Archive for May, 2019

The Gate of Heaven

May 2nd, 2019

Heaven Now

The Gate of Heaven
Thursday, May 2, 2019

James Finley, one of the Center for Action and Contemplation’s core faculty members, was a spiritual directee of Thomas Merton (19151968) at the Abbey of Gethsemani. Drawing from this experience and his own insights as a student of the mystics and a clinical psychologist, Finley helps us get a glimpse of heaven.

When Merton told me that “one thing for sure about heaven is that there is not going to be much of you there,” he was, I think, referring to the mystery that even now we are in God’s kingdom. And that even now we can begin to realize it if we but die to egocentric self-seeking and seek God’s will with a pure heart.

Because God is everywhere God is likewise no-where, meaning there is no “where” in which we can see God “out there.” Closer to us than we are to ourselves, God is too close to see. God is the heart of our heart, the hope of our hopes, the love of our love, the ground of our being.

Where must we go to see God? Nowhere! What can we do to have God? Nothing! All we can do, at least for a moment (an eternal moment) is to abandon all doing and be who we are in God and open ourselves to God’s life within us. It is then that we will at once see God and ourselves in a unity of divine love.

In fidelity to silent prayer there is unveiled the possibility of infinite growth in union with God. We can be so transformed through this unveiling that we existentially realize within us that “for me to live is Christ” [Philippians 1:21]. We realize obscurely in our being, that our simple, concrete acts are open to a transformation through which they are “not only Godlike, but they become God’s own acts.” [1]

There is nowhere to go. There is nothing to do. God is upon and within us. In the midst of our humble duties, our poor, weak selves, our simple being who we are, we can say with Jacob with overwhelming gratitude: “Truly this is the house of God and the gate of heaven and I knew it not” [see Genesis 28:16-17]. [2]

Finding Our Life

May 1st, 2019


Wednesday, May 1, 2019

Anyone who wants to save his life must lose it. Anyone who loses her life will find it. —Matthew 16:25

This passage from Matthew is a very strong, almost brutal statement from Jesus. It has perhaps been discussed, dismissed, misunderstood, and conveniently forgotten more than almost anything he said. It is just too counter-intuitive.

I believe Jesus says this in such a strong and absolute way because he knows that the human ego fixes upon roles, titles, status symbols, and concocted self-images;       and he wants us to know that these are passing creations of our own minds and culture. They are not, in that sense, objectively “real.” Nor are they our true and deepest self. All of these images must die if we want the Real, but they do not die easily because we have mistaken them for elements of our real self for most of our life. We all suffer from a tragic case of mistaken identity.
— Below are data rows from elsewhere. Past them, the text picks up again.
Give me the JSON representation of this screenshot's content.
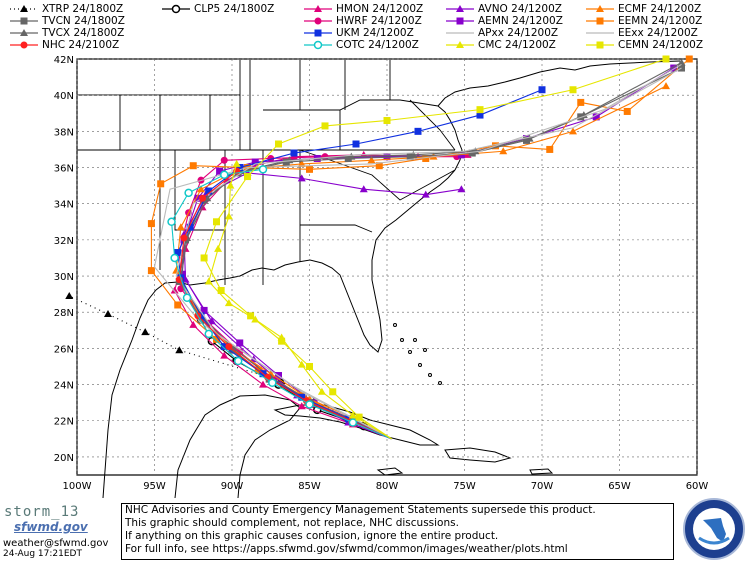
{
  "legend": [
    {
      "label": "XTRP 24/1800Z",
      "color": "#000000",
      "marker": "triangle",
      "dash": "dotted"
    },
    {
      "label": "CLP5 24/1800Z",
      "color": "#000000",
      "marker": "ring",
      "dash": "solid"
    },
    {
      "label": "HMON 24/1200Z",
      "color": "#e0007a",
      "marker": "triangle",
      "dash": "solid"
    },
    {
      "label": "AVNO 24/1200Z",
      "color": "#8800cc",
      "marker": "triangle",
      "dash": "solid"
    },
    {
      "label": "ECMF 24/1200Z",
      "color": "#ff7a00",
      "marker": "triangle",
      "dash": "solid"
    },
    {
      "label": "TVCN 24/1800Z",
      "color": "#666666",
      "marker": "square",
      "dash": "solid"
    },
    {
      "label": "HWRF 24/1200Z",
      "color": "#e0007a",
      "marker": "circle",
      "dash": "solid"
    },
    {
      "label": "AEMN 24/1200Z",
      "color": "#8800cc",
      "marker": "square",
      "dash": "solid"
    },
    {
      "label": "EEMN 24/1200Z",
      "color": "#ff7a00",
      "marker": "square",
      "dash": "solid"
    },
    {
      "label": "TVCX 24/1800Z",
      "color": "#666666",
      "marker": "triangle",
      "dash": "solid"
    },
    {
      "label": "UKM 24/1200Z",
      "color": "#1030e0",
      "marker": "square",
      "dash": "solid"
    },
    {
      "label": "APxx 24/1200Z",
      "color": "#bbbbbb",
      "marker": "none",
      "dash": "solid"
    },
    {
      "label": "EExx 24/1200Z",
      "color": "#bbbbbb",
      "marker": "none",
      "dash": "solid"
    },
    {
      "label": "NHC 24/2100Z",
      "color": "#ff2020",
      "marker": "circle",
      "dash": "solid"
    },
    {
      "label": "COTC 24/1200Z",
      "color": "#10c8c8",
      "marker": "ring",
      "dash": "solid"
    },
    {
      "label": "CMC 24/1200Z",
      "color": "#e6e600",
      "marker": "triangle",
      "dash": "solid"
    },
    {
      "label": "CEMN 24/1200Z",
      "color": "#e6e600",
      "marker": "square",
      "dash": "solid"
    }
  ],
  "map": {
    "lat_labels": [
      "42N",
      "40N",
      "38N",
      "36N",
      "34N",
      "32N",
      "30N",
      "28N",
      "26N",
      "24N",
      "22N",
      "20N"
    ],
    "lon_labels": [
      "100W",
      "95W",
      "90W",
      "85W",
      "80W",
      "75W",
      "70W",
      "65W",
      "60W"
    ],
    "lon_range": [
      -100,
      -60
    ],
    "lat_range": [
      19,
      42
    ]
  },
  "tracks": [
    {
      "model": "XTRP",
      "color": "#000000",
      "marker": "triangle",
      "dash": "dotted",
      "points": [
        [
          -79.7,
          21.0
        ],
        [
          -82.2,
          22.0
        ],
        [
          -84.7,
          23.1
        ],
        [
          -86.8,
          24.2
        ],
        [
          -93.4,
          25.9
        ],
        [
          -95.6,
          26.9
        ],
        [
          -98.0,
          27.9
        ],
        [
          -100.5,
          28.9
        ]
      ]
    },
    {
      "model": "CLP5",
      "color": "#000000",
      "marker": "ring",
      "dash": "solid",
      "points": [
        [
          -79.7,
          21.0
        ],
        [
          -81.5,
          21.7
        ],
        [
          -84.5,
          22.6
        ],
        [
          -87.0,
          24.0
        ],
        [
          -89.7,
          25.3
        ],
        [
          -91.3,
          26.4
        ],
        [
          -92.0,
          27.6
        ]
      ]
    },
    {
      "model": "HMON",
      "color": "#e0007a",
      "marker": "triangle",
      "dash": "solid",
      "points": [
        [
          -79.7,
          21.0
        ],
        [
          -82.2,
          21.8
        ],
        [
          -85.5,
          22.8
        ],
        [
          -88.0,
          24.0
        ],
        [
          -90.5,
          25.6
        ],
        [
          -92.5,
          27.3
        ],
        [
          -93.7,
          29.2
        ],
        [
          -93.0,
          31.5
        ],
        [
          -91.9,
          33.8
        ],
        [
          -90.3,
          35.3
        ],
        [
          -88.6,
          36.1
        ],
        [
          -86.0,
          36.6
        ],
        [
          -81.5,
          36.7
        ],
        [
          -78.0,
          36.6
        ],
        [
          -74.8,
          36.7
        ]
      ]
    },
    {
      "model": "HWRF",
      "color": "#e0007a",
      "marker": "circle",
      "dash": "solid",
      "points": [
        [
          -79.7,
          21.0
        ],
        [
          -82.0,
          21.9
        ],
        [
          -84.8,
          22.9
        ],
        [
          -87.3,
          24.3
        ],
        [
          -89.5,
          25.8
        ],
        [
          -91.5,
          27.4
        ],
        [
          -93.3,
          29.3
        ],
        [
          -93.4,
          31.3
        ],
        [
          -92.8,
          33.5
        ],
        [
          -92.0,
          35.3
        ],
        [
          -90.5,
          36.4
        ],
        [
          -87.5,
          36.5
        ],
        [
          -84.0,
          36.6
        ],
        [
          -80.0,
          36.6
        ],
        [
          -75.5,
          36.6
        ]
      ]
    },
    {
      "model": "AVNO",
      "color": "#8800cc",
      "marker": "triangle",
      "dash": "solid",
      "points": [
        [
          -79.7,
          21.0
        ],
        [
          -82.5,
          21.9
        ],
        [
          -85.8,
          23.4
        ],
        [
          -88.6,
          25.4
        ],
        [
          -91.3,
          27.5
        ],
        [
          -93.0,
          29.8
        ],
        [
          -93.1,
          32.3
        ],
        [
          -91.7,
          34.5
        ],
        [
          -89.0,
          35.7
        ],
        [
          -85.5,
          35.4
        ],
        [
          -81.5,
          34.8
        ],
        [
          -77.5,
          34.5
        ],
        [
          -75.2,
          34.8
        ]
      ]
    },
    {
      "model": "AEMN",
      "color": "#8800cc",
      "marker": "square",
      "dash": "solid",
      "points": [
        [
          -79.7,
          21.0
        ],
        [
          -82.0,
          22.0
        ],
        [
          -84.7,
          23.0
        ],
        [
          -87.0,
          24.5
        ],
        [
          -89.5,
          26.3
        ],
        [
          -91.8,
          28.1
        ],
        [
          -93.2,
          30.1
        ],
        [
          -93.1,
          32.0
        ],
        [
          -92.2,
          34.3
        ],
        [
          -90.8,
          35.8
        ],
        [
          -88.5,
          36.3
        ],
        [
          -84.5,
          36.5
        ],
        [
          -80.0,
          36.6
        ],
        [
          -75.2,
          36.7
        ],
        [
          -71.0,
          37.6
        ],
        [
          -66.5,
          38.8
        ],
        [
          -61.5,
          41.5
        ]
      ]
    },
    {
      "model": "ECMF",
      "color": "#ff7a00",
      "marker": "triangle",
      "dash": "solid",
      "points": [
        [
          -79.7,
          21.0
        ],
        [
          -82.3,
          22.2
        ],
        [
          -85.0,
          23.2
        ],
        [
          -87.5,
          24.6
        ],
        [
          -90.0,
          26.0
        ],
        [
          -92.2,
          28.0
        ],
        [
          -93.6,
          30.3
        ],
        [
          -93.3,
          32.7
        ],
        [
          -92.0,
          34.8
        ],
        [
          -89.5,
          35.9
        ],
        [
          -85.5,
          36.2
        ],
        [
          -81.0,
          36.4
        ],
        [
          -77.0,
          36.6
        ],
        [
          -72.5,
          36.9
        ],
        [
          -68.0,
          38.0
        ],
        [
          -62.0,
          40.5
        ]
      ]
    },
    {
      "model": "EEMN",
      "color": "#ff7a00",
      "marker": "square",
      "dash": "solid",
      "points": [
        [
          -79.7,
          21.0
        ],
        [
          -82.5,
          22.1
        ],
        [
          -85.5,
          23.4
        ],
        [
          -88.3,
          24.8
        ],
        [
          -91.0,
          26.5
        ],
        [
          -93.5,
          28.4
        ],
        [
          -95.2,
          30.3
        ],
        [
          -95.2,
          32.9
        ],
        [
          -94.6,
          35.1
        ],
        [
          -92.5,
          36.1
        ],
        [
          -89.0,
          36.0
        ],
        [
          -85.0,
          35.9
        ],
        [
          -80.5,
          36.1
        ],
        [
          -77.5,
          36.5
        ],
        [
          -73.0,
          37.2
        ],
        [
          -69.5,
          37.0
        ],
        [
          -67.5,
          39.6
        ],
        [
          -64.5,
          39.1
        ],
        [
          -60.5,
          42.0
        ]
      ]
    },
    {
      "model": "TVCN",
      "color": "#666666",
      "marker": "square",
      "dash": "solid",
      "points": [
        [
          -79.7,
          21.0
        ],
        [
          -82.2,
          21.9
        ],
        [
          -85.0,
          23.0
        ],
        [
          -87.6,
          24.3
        ],
        [
          -90.0,
          25.9
        ],
        [
          -92.0,
          27.6
        ],
        [
          -93.4,
          29.7
        ],
        [
          -93.0,
          32.0
        ],
        [
          -91.8,
          34.2
        ],
        [
          -89.6,
          35.7
        ],
        [
          -86.5,
          36.3
        ],
        [
          -82.5,
          36.5
        ],
        [
          -78.5,
          36.6
        ],
        [
          -74.5,
          36.8
        ],
        [
          -71.0,
          37.5
        ],
        [
          -67.5,
          38.8
        ],
        [
          -61.0,
          41.5
        ]
      ]
    },
    {
      "model": "TVCX",
      "color": "#666666",
      "marker": "triangle",
      "dash": "solid",
      "points": [
        [
          -79.7,
          21.0
        ],
        [
          -82.0,
          22.0
        ],
        [
          -84.8,
          23.0
        ],
        [
          -87.5,
          24.4
        ],
        [
          -89.9,
          26.0
        ],
        [
          -91.9,
          27.7
        ],
        [
          -93.3,
          29.8
        ],
        [
          -92.9,
          32.1
        ],
        [
          -91.6,
          34.3
        ],
        [
          -89.4,
          35.8
        ],
        [
          -86.3,
          36.4
        ],
        [
          -82.3,
          36.6
        ],
        [
          -78.3,
          36.7
        ],
        [
          -74.3,
          36.9
        ],
        [
          -70.8,
          37.6
        ],
        [
          -67.3,
          38.9
        ],
        [
          -61.0,
          41.8
        ]
      ]
    },
    {
      "model": "UKM",
      "color": "#1030e0",
      "marker": "square",
      "dash": "solid",
      "points": [
        [
          -79.7,
          21.0
        ],
        [
          -82.5,
          22.1
        ],
        [
          -85.5,
          23.3
        ],
        [
          -88.0,
          24.6
        ],
        [
          -90.5,
          26.1
        ],
        [
          -92.0,
          27.8
        ],
        [
          -93.3,
          29.9
        ],
        [
          -93.5,
          31.3
        ],
        [
          -92.7,
          32.7
        ],
        [
          -91.5,
          34.7
        ],
        [
          -89.5,
          36.0
        ],
        [
          -86.0,
          36.8
        ],
        [
          -82.0,
          37.3
        ],
        [
          -78.0,
          38.0
        ],
        [
          -74.0,
          38.9
        ],
        [
          -70.0,
          40.3
        ]
      ]
    },
    {
      "model": "APxx",
      "color": "#bbbbbb",
      "marker": "none",
      "dash": "solid",
      "points": [
        [
          -79.7,
          21.0
        ],
        [
          -85.5,
          23.6
        ],
        [
          -91.0,
          26.8
        ],
        [
          -93.6,
          30.0
        ],
        [
          -92.5,
          34.0
        ],
        [
          -88.5,
          36.2
        ],
        [
          -82.0,
          36.7
        ],
        [
          -75.0,
          36.9
        ],
        [
          -68.0,
          38.2
        ],
        [
          -61.0,
          41.5
        ]
      ]
    },
    {
      "model": "EExx",
      "color": "#bbbbbb",
      "marker": "none",
      "dash": "solid",
      "points": [
        [
          -79.7,
          21.0
        ],
        [
          -86.0,
          23.9
        ],
        [
          -92.0,
          27.4
        ],
        [
          -95.0,
          30.5
        ],
        [
          -94.0,
          34.8
        ],
        [
          -89.0,
          36.0
        ],
        [
          -81.0,
          36.2
        ],
        [
          -74.0,
          36.9
        ],
        [
          -66.0,
          39.2
        ],
        [
          -61.0,
          41.7
        ]
      ]
    },
    {
      "model": "NHC",
      "color": "#ff2020",
      "marker": "circle",
      "dash": "solid",
      "points": [
        [
          -79.7,
          21.0
        ],
        [
          -82.3,
          22.0
        ],
        [
          -85.2,
          23.1
        ],
        [
          -87.7,
          24.4
        ],
        [
          -90.2,
          26.1
        ],
        [
          -92.2,
          27.8
        ],
        [
          -93.4,
          29.8
        ],
        [
          -93.1,
          32.1
        ],
        [
          -91.9,
          34.3
        ],
        [
          -89.7,
          35.8
        ]
      ]
    },
    {
      "model": "COTC",
      "color": "#10c8c8",
      "marker": "ring",
      "dash": "solid",
      "points": [
        [
          -79.7,
          21.0
        ],
        [
          -82.2,
          21.9
        ],
        [
          -85.0,
          22.9
        ],
        [
          -87.4,
          24.1
        ],
        [
          -89.6,
          25.3
        ],
        [
          -91.5,
          26.8
        ],
        [
          -92.9,
          28.8
        ],
        [
          -93.7,
          31.0
        ],
        [
          -93.9,
          33.0
        ],
        [
          -92.8,
          34.6
        ],
        [
          -90.5,
          35.6
        ],
        [
          -88.0,
          35.9
        ]
      ]
    },
    {
      "model": "CMC",
      "color": "#e6e600",
      "marker": "triangle",
      "dash": "solid",
      "points": [
        [
          -79.7,
          21.0
        ],
        [
          -82.2,
          22.3
        ],
        [
          -84.2,
          23.6
        ],
        [
          -85.5,
          25.1
        ],
        [
          -86.8,
          26.6
        ],
        [
          -88.5,
          27.6
        ],
        [
          -90.2,
          28.5
        ],
        [
          -91.5,
          29.7
        ],
        [
          -90.9,
          31.5
        ],
        [
          -90.2,
          33.3
        ],
        [
          -90.1,
          35.0
        ],
        [
          -89.7,
          36.2
        ]
      ]
    },
    {
      "model": "CEMN",
      "color": "#e6e600",
      "marker": "square",
      "dash": "solid",
      "points": [
        [
          -79.7,
          21.0
        ],
        [
          -81.8,
          22.2
        ],
        [
          -83.5,
          23.6
        ],
        [
          -85.0,
          25.0
        ],
        [
          -86.8,
          26.4
        ],
        [
          -88.8,
          27.8
        ],
        [
          -90.7,
          29.2
        ],
        [
          -91.8,
          31.0
        ],
        [
          -91.0,
          33.0
        ],
        [
          -89.0,
          35.5
        ],
        [
          -87.0,
          37.3
        ],
        [
          -84.0,
          38.3
        ],
        [
          -80.0,
          38.6
        ],
        [
          -74.0,
          39.2
        ],
        [
          -68.0,
          40.3
        ],
        [
          -62.0,
          42.0
        ]
      ]
    }
  ],
  "footer": {
    "logo_text": "storm_13",
    "logo_sub": "sfwmd.gov",
    "email": "weather@sfwmd.gov",
    "timestamp": "24-Aug 17:21EDT",
    "disclaimer_lines": [
      "NHC Advisories and County Emergency Management Statements supersede this product.",
      "This graphic should complement, not replace, NHC discussions.",
      "If anything on this graphic causes confusion, ignore the entire product.",
      "For full info, see  https://apps.sfwmd.gov/sfwmd/common/images/weather/plots.html"
    ],
    "seal_text": "SOUTH FLORIDA WATER MANAGEMENT DISTRICT"
  }
}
The Real is that to which all the world religions point when they speak of heaven, nirvana, bliss, eternity, or enlightenment. Our mistake was that most Christians delayed this inner state until after death. This distorted and misshaped the spiritual search, making it into a cheap reward and punishment system—for later. Honestly, it too often attracted fear-based or self-interested people, not really lovers.

The human ego wants two things: It wants to be separate and it wants to be superior! This is why Jesus says this self must “die” for something much better to be “found.” As long as the ego is in control, not much new will ever happen.

Sit with this mystery as you read the following poem by David Whyte:

After the good earth
where the body knows itself to be real
and the mad flight
where it gives itself to the world,
we give ourselves to the rhythm of love
leaving the breath
to know its way home. 

And after the first pure fall,
the last letting go, and the calm
breath where we go to rest,
we’ll return again to find it
and feel again the body welcomed,
the body held,
the strong arms of the world,
the water, the waking at dawn
and the thankful, almost forgotten,
curling to sleep with the dark. 

The old wild place beyond all shame. [1]

If authentic God-experience first inspires you to overcome the primary split between yourself and the Divine, then it should also inspire you to overcome the split between yourself and the rest of creation. For many people, union with the Divine is experienced in nature, with animals, through a sense of awe, in moments of pure love, silence, inner or outer music, or some kind of Franciscan “Brother Sun and Sister Moon” experience.

Mystical experience connects us and just keeps connecting at ever-wider levels, breadths, and depths, “until God can be all in all” (1 Corinthians 15:28) or, as Paul also says, “The world, life and death, the present and the future are all your servants, for you belong to Christ and Christ belongs to God” (1 Corinthians 3:22-23). Full salvation is finally universal belonging and universal connecting. Our common word for that is some kind of “heaven.”